Heavy equipment firm Trakindo Utama is saving big money because it does not have to store its imported equipment in Singapore anymore, but can directly send it to bonded logistics centers (PLBs) in Indonesia
eavy equipment firm Trakindo Utama is saving big money because it does not have to store its imported equipment in Singapore anymore, but can directly send it to bonded logistics centers (PLBs) in Indonesia.
“Previously, we parked our equipment in Singapore. With PLBs, we’ve moved in stages to Jakarta and Kalimantan. It saves us money on rent and manpower costs,” Trakindo Utama director Heru Susanto said during a public discussion at the Cikarang Dry Port in West Java on Friday.
More companies are slated to make use of the government’s PLB concept. A PLB can store imported and exported goods exempted from duties for up to three years. In the past, firms parked imported goods in neighboring countries like Singapore and Malaysia to avoid duties at Indonesian ports.
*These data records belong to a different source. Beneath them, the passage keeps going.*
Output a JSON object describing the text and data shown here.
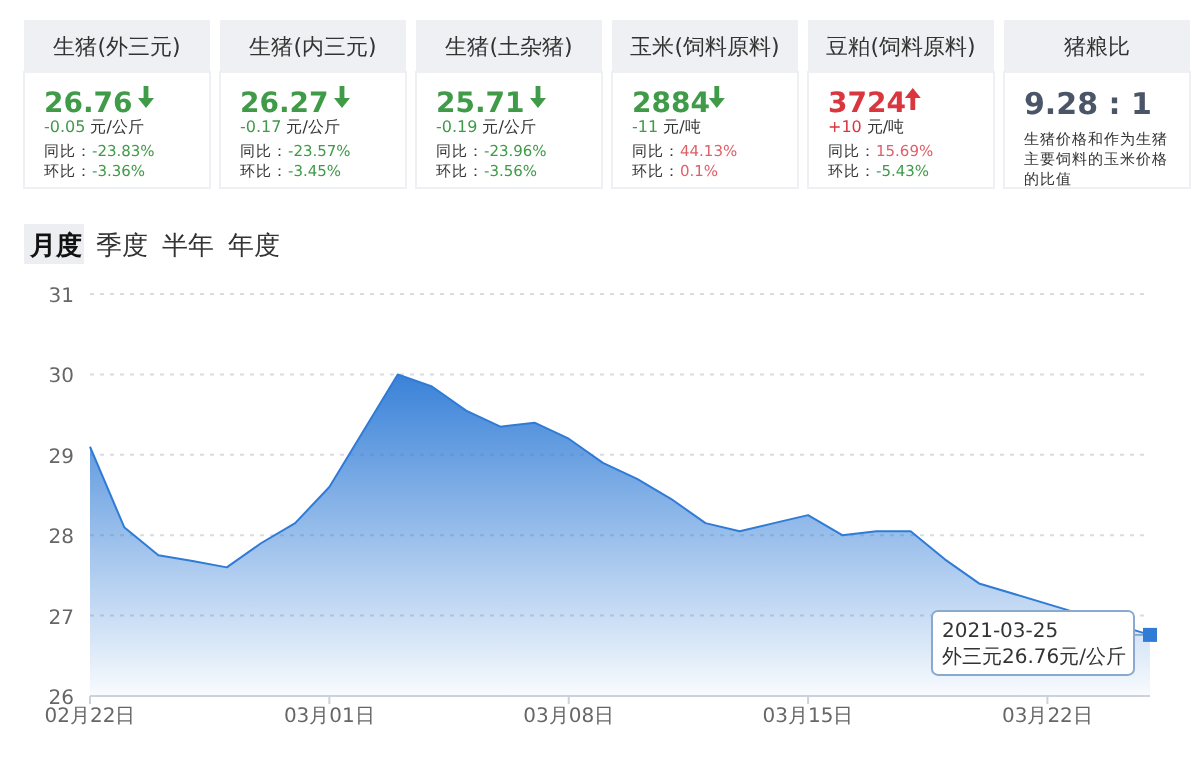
{
  "chart_data": [
    {
      "type": "other",
      "categories": [
        "生猪(外三元)",
        "生猪(内三元)",
        "生猪(土杂猪)",
        "玉米(饲料原料)",
        "豆粕(饲料原料)",
        "猪粮比"
      ],
      "annotations": [
        "26.76",
        "-0.05 元/公斤",
        "同比：-23.83%",
        "环比：-3.36%",
        "26.27",
        "-0.17 元/公斤",
        "同比：-23.57%",
        "环比：-3.45%",
        "25.71",
        "-0.19 元/公斤",
        "同比：-23.96%",
        "环比：-3.56%",
        "2884",
        "-11 元/吨",
        "同比：44.13%",
        "环比：0.1%",
        "3724",
        "+10 元/吨",
        "同比：15.69%",
        "环比：-5.43%",
        "9.28 : 1",
        "生猪价格和作为生猪主要饲料的玉米价格的比值"
      ]
    },
    {
      "type": "area",
      "x": [
        "2021-02-22",
        "2021-02-23",
        "2021-02-24",
        "2021-02-25",
        "2021-02-26",
        "2021-02-27",
        "2021-02-28",
        "2021-03-01",
        "2021-03-02",
        "2021-03-03",
        "2021-03-04",
        "2021-03-05",
        "2021-03-06",
        "2021-03-07",
        "2021-03-08",
        "2021-03-09",
        "2021-03-10",
        "2021-03-11",
        "2021-03-12",
        "2021-03-13",
        "2021-03-14",
        "2021-03-15",
        "2021-03-16",
        "2021-03-17",
        "2021-03-18",
        "2021-03-19",
        "2021-03-20",
        "2021-03-25"
      ],
      "series": [
        {
          "color": "#2f7bd6",
          "values": [
            29.1,
            28.1,
            27.75,
            27.68,
            27.6,
            27.9,
            28.15,
            28.6,
            29.3,
            30.0,
            29.85,
            29.55,
            29.35,
            29.4,
            29.2,
            28.9,
            28.7,
            28.45,
            28.15,
            28.05,
            28.15,
            28.25,
            28.0,
            28.05,
            28.05,
            27.7,
            27.4,
            26.76
          ]
        }
      ],
      "xlim": [
        "2021-02-22",
        "2021-03-25"
      ],
      "xticks": [
        {
          "value": "2021-02-22",
          "label": "02月22日"
        },
        {
          "value": "2021-03-01",
          "label": "03月01日"
        },
        {
          "value": "2021-03-08",
          "label": "03月08日"
        },
        {
          "value": "2021-03-15",
          "label": "03月15日"
        },
        {
          "value": "2021-03-22",
          "label": "03月22日"
        }
      ],
      "ylim": [
        26,
        31
      ],
      "yticks": [
        26,
        27,
        28,
        29,
        30,
        31
      ],
      "grid": "y",
      "annotations": [
        "月度",
        "季度",
        "半年",
        "年度",
        {
          "text": "2021-03-25\n外三元26.76元/公斤",
          "x": "2021-03-25",
          "y": 26.76
        }
      ]
    }
  ]
}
The PLBs, introduced by the government in March as part of its economic stimulus packages, are also expected to serve as alternatives to ports for storing shipped goods.
Goods going to warehouses only wait for 1.02 days to get out of port. Other goods hoarded in ports dwell for 3.3 to 6 days until they can be cleared, data from the Finance Ministry’s customs and excise directorate general shows.
Shipments of oil, gas, mining equipment, textile-related materials and chemicals, food, cosmetics and automotive products can be stored at PLBs. There are presently 24 PLBs spread across the country, mostly in Java and Kalimantan.
The government plans to allow the warehouses to store more types of commodities, including agricultural products. It hopes to see 50 PLBs develop near major ports across the archipelago next year to turn Indonesia into a regional logistics hub.
Indonesian Textile Industry Association (API) chairman Ade Sudrajat expects production costs to go down in the near future as PLBs expand. He hopes this will encourage local textile investors who opened businesses in Vietnam to return to Indonesia, or start investing in Indonesia.
Textile giant Sri Rejeki Isman (Sritex) now takes cotton from a PLB in Cikarang instead of from foreign ports. In so doing, the company has cut down on costs. It hopes a PLB will soon open in Central Java, where the firm operates.
Small and medium-sized garment businesses in Bandung, West Java, will also buy imported fabrics stored in a PLB in Batujajar instead of going to China to pre-book fabrics.
The Finance Ministry’s customs and excise director general Heru Pambudi said the concept had saved on pick-up costs that are accrued by taking goods from warehouses in Singapore and Malaysia to Indonesia.
“One PLB can save Rp 300.6 billion [US$22.9 million] in transporting 14 rigs from Singapore to Balikpapan,” he added.